Previous research showed that different localizations affect metal biosorption capability. [2]In this regard, MBPs were expressed in either the periplasmic and outer membrane by using DsbA and Lpp-Omp fusion partner respectively.




ACC deaminase

High levels of ethylene, produced under stressed conditions, can inhibit certain processes such as root elongation. 1-aminocyclopropane-1-carboxylate (ACC) deaminase, which regulates ethylene production by metabolizing ACC (an immediate precursor of ethylene biosynthesis in higher plants) into α-ketobutyrate and ammonia,simultaneously enhances plant growth and biomass by P solubilization and uptake particularly under stress condition by heavy metals. In our project, we aimed for increasing ability of transgenic plants expressing the bacterial enzyme ACC deaminase to accumulate heavy metals.





Summary

We hope to establish a sustainable, regulable and reusable project to solve the soil polluted by heavy metals. Phosphate-solubilizing bacteria have important functions. In our project, we used the mechanism of the alliance between microbe and plant, by manufacturing Bacillus megaterium, which is a kind of phosphate-solubilizing microorganism exists in the root system, forcing it enhance the plant remediation from two aspects, accumulating heavy metals and defend adversity stress. To achieve the goal of spatial specificity, we make most of the expression system which is regulated by root organic acid. We also used MBP (metal binding protein) and ACC deaminase to make accumulation of heavy metal in root system’s soil success.

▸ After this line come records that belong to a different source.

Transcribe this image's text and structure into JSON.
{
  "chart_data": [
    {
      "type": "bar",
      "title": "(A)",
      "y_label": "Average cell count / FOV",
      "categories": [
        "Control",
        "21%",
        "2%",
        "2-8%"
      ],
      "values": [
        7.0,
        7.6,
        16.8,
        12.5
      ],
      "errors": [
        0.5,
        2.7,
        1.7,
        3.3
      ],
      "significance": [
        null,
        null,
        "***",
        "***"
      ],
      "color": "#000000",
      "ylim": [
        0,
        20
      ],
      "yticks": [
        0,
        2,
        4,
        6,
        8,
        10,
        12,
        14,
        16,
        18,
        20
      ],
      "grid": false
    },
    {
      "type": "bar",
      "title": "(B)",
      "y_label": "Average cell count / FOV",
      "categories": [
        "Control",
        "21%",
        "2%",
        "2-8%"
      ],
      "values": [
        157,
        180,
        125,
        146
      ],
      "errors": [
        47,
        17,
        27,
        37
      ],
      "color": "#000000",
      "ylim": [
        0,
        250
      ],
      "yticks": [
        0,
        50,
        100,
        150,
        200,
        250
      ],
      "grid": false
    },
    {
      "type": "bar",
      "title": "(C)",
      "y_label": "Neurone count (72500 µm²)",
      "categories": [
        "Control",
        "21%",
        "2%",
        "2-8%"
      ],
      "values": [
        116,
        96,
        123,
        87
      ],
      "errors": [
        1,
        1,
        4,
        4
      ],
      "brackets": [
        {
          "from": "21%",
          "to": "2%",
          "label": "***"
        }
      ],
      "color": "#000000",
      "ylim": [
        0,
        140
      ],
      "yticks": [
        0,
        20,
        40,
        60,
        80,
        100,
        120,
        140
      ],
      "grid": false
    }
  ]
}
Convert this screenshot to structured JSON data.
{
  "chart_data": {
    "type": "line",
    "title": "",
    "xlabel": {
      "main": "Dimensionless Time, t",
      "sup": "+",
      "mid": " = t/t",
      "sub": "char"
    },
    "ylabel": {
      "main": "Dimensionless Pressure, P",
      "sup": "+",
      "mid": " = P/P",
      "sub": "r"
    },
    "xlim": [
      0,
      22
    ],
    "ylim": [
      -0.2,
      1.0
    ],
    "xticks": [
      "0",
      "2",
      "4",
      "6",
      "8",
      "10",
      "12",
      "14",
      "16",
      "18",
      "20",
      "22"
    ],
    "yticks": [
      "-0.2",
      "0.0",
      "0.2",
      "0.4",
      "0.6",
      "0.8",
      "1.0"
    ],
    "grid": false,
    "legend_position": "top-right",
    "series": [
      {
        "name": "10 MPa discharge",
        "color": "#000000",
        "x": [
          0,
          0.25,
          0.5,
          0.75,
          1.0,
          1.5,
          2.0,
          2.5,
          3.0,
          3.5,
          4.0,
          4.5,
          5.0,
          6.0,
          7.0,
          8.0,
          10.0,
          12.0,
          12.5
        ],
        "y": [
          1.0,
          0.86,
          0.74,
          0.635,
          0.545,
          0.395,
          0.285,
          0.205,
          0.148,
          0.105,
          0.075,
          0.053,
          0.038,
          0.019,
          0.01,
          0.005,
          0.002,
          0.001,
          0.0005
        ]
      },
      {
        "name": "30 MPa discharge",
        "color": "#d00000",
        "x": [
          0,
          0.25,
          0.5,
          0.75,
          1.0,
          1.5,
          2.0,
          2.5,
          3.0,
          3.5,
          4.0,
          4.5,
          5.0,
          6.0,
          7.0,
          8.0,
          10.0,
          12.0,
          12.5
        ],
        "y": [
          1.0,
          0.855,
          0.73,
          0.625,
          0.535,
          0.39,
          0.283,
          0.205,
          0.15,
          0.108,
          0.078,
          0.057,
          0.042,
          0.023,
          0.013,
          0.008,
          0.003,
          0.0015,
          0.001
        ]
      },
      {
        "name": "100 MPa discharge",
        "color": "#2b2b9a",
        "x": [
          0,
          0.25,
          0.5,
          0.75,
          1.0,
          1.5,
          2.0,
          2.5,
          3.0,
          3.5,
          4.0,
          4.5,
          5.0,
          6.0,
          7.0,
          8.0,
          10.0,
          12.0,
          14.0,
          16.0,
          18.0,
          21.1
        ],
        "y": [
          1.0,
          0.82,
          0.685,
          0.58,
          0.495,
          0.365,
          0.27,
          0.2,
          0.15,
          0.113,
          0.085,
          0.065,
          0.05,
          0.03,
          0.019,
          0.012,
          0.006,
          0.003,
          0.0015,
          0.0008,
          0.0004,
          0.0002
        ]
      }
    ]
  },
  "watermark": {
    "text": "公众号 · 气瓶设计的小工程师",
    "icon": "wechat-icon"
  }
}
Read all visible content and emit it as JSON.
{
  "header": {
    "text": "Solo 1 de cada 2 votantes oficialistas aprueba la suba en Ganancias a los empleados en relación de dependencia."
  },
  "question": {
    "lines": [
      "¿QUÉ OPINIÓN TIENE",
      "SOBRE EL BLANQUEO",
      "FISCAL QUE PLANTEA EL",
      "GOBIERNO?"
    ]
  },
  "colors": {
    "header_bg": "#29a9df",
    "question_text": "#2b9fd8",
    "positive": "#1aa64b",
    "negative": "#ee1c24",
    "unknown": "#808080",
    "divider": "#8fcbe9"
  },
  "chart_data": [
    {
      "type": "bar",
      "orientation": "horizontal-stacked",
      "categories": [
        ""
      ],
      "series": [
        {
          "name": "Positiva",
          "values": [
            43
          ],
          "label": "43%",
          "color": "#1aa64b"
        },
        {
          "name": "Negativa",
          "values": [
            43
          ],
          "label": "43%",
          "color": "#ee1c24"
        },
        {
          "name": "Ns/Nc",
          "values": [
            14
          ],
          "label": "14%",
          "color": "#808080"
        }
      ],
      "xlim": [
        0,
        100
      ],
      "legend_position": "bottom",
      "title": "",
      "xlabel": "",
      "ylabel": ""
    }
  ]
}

Finally, heavy metals will transfer to plant itself. A series of transformation we made in phosphate-solubilizing bacteria in our project will solve the weakness of hyper-accumulators, therefore, the remediation method will be put into use widely.




reference

[1]Haq, F., Mahoney, M., & Koropatnick, J. (2003). Signaling events for metallothionein induction, 533, 211–226.

[2]Kao, W., Chiu, Y., Chang, C., & Chang, J. (2006). Localization Effect on the Metal Biosorption Capability of Recombinant Mammalian and Fish Metallothioneins in Escherichia coli, 1256–1264.